Select value between two other values

tigron · Mar 03, 2015#12015-03-03T06:00+00:00

Hello,

I am a linguist and have not much knowledge with regular expressions. I would be glad if anybody could tell me how to select information between two values. I have two big files containing 60.000 and 120.000 strings / lines and I need to extract information from each line.
Any help is very much appreciated. Thanks a lot

File1:

I need the text between <orth> and </orth>, as well as between <trans> and </trans>

Code: Select all

<entry id="15" version="1.2" HE="true" xmlns="http://www.wadoku.de/xml/entry"><form><orth>インスリン</orth><pron>いんすりん</pron><pron type="hatsuon">いんすりん</pron></form><gramGrp><pos type="N"/></gramGrp><sense><usg type="dom">Med.</usg><trans><tr><token genus="n" type="N">Insulin</token></tr></trans></sense></entry>

File 2:

I need the text between <keb> and </keb> as well as between <gloss> and </gloss>

Code: Select all

  <entry>
    <ent_seq>1000080</ent_seq>
    <k_ele>
      <keb>漢数字ゼロ</keb>
    </k_ele>
    <r_ele>
      <reb>かんすうじゼロ</reb>
    </r_ele>
    <info>
      <audit>
        <upd_date>2012-09-10</upd_date>
        <upd_detl>Entry created</upd_detl>
      </audit>
      <audit>
        <upd_date>2012-09-11</upd_date>
        <upd_detl>Entry amended</upd_detl>
      </audit>
      <audit>
        <upd_date>2012-09-11</upd_date>
        <upd_detl>Entry amended</upd_detl>
      </audit>
    </info>
    <sense>
      <pos>noun (common) (futsuumeishi)</pos>
      <xref>○・まる・1</xref>
      <xref>漢数字</xref>
      <gloss xml:lang="eng">"kanji" zero</gloss>
    </sense>

Mofi · Mar 03, 2015#22015-03-03T07:08+00:00

Run a Perl regular expression Find with advanced option List lines containing string enabled using search string <(orth|trans|keb|gloss).*?>.+?</\1>. This is a Perl regular expression using backreferences directly in search string.

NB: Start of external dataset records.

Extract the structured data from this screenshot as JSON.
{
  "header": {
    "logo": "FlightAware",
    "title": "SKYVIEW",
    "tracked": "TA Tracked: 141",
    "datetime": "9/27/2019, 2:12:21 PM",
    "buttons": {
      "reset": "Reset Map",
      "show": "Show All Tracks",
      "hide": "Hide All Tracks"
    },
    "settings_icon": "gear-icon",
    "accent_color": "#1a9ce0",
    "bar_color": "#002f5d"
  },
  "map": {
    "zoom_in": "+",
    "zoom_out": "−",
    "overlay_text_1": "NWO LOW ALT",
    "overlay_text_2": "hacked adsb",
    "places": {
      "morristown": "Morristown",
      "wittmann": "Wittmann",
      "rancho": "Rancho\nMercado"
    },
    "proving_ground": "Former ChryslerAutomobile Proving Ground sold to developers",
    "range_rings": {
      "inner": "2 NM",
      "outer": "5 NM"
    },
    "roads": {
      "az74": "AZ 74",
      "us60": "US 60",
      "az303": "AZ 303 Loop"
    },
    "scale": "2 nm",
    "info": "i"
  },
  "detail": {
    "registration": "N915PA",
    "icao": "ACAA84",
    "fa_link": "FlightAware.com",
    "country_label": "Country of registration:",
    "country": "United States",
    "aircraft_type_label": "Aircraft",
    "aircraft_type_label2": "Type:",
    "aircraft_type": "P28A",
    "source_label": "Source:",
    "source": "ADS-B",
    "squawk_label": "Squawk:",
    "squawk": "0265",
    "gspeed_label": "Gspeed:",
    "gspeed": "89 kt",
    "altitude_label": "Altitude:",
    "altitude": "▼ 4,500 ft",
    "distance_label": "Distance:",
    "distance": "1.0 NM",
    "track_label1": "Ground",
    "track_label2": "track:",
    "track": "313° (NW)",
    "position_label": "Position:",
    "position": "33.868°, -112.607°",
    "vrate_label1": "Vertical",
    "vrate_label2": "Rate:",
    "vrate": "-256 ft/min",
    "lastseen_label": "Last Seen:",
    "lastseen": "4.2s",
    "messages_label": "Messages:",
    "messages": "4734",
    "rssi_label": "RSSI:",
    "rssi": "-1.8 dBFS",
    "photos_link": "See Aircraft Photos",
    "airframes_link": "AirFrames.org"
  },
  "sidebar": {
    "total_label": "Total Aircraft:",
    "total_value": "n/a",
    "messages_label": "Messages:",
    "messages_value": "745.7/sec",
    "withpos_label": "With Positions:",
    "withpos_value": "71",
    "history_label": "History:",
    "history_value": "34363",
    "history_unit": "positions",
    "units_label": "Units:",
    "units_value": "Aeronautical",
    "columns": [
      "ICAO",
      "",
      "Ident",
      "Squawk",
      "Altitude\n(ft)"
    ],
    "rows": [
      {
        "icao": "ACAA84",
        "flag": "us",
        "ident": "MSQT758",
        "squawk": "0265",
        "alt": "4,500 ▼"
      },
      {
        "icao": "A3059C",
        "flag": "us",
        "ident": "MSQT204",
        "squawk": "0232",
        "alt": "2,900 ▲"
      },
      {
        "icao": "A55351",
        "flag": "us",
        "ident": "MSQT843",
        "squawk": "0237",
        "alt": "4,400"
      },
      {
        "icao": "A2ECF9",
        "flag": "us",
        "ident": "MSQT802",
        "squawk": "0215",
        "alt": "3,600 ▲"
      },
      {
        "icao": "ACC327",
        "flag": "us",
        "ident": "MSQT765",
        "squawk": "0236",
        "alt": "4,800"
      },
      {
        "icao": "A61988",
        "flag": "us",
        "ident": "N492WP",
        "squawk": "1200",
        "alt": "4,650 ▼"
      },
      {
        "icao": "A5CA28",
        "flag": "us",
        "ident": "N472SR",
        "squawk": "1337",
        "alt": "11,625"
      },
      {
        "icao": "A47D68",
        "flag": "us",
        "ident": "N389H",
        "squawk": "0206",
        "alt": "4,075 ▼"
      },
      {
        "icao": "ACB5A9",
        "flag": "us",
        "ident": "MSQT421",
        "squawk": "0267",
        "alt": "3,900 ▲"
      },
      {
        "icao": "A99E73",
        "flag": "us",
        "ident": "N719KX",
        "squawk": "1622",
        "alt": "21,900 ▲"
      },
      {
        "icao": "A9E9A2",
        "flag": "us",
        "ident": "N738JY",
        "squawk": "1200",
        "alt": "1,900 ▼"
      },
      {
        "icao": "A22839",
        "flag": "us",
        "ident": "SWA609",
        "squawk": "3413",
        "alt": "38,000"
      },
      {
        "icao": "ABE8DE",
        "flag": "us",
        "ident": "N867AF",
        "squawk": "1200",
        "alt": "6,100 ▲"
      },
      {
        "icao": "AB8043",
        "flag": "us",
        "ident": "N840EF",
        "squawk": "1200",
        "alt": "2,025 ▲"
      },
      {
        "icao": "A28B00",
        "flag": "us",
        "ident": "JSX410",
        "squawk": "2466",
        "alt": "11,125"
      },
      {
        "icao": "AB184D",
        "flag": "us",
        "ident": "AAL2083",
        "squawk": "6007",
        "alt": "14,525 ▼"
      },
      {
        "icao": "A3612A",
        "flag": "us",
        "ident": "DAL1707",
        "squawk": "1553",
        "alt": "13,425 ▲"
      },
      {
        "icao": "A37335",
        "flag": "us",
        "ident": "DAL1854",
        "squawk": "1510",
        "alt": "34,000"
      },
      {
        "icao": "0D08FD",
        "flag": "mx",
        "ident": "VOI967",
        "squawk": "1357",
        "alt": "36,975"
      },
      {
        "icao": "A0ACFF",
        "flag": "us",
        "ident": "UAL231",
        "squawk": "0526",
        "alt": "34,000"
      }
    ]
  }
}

A window opens with all lines found. Right click into this window and left click on Copy to Clipboard.

Open a new file and make sure it is a Unicode file (UTF-16 or UTF-8) by using ASCII to Unicode or ASCII to UTF-8 in File - Conversions or the encoding selector in status bar at bottom.

Paste the found lines with Ctrl+V into the new file and move caret to top of file with Ctrl+Home.

Run now a Perl regular expression Replace All with search string ^.*?>(.+?)</(?:orth|trans|keb|gloss)>.*$ and replace string \1 to remove everything from beginning of line to opening tag, the opening tag and the closing tag and rest of line if there is something else on line at all.

I can explain the regular expressions if you are really interested in.

By the way: The Find/Replace dialogs have an icon button with .* (in older versions a magnifying glass or a triangle arrow) which opens the regular expression builder list. Most special characters used here are explained in the list for search and for replace string. ?: after opening parenthesis changes a capturing group where string found by the expression within the parentheses can be back-referenced to a non-capturing group. The question mark after multiplier * or + changes the expression from greedy to non-greedy, i.e. instead of matching as much as possible for a positive match (greedy), match as less as possible for a positive match (non-greedy).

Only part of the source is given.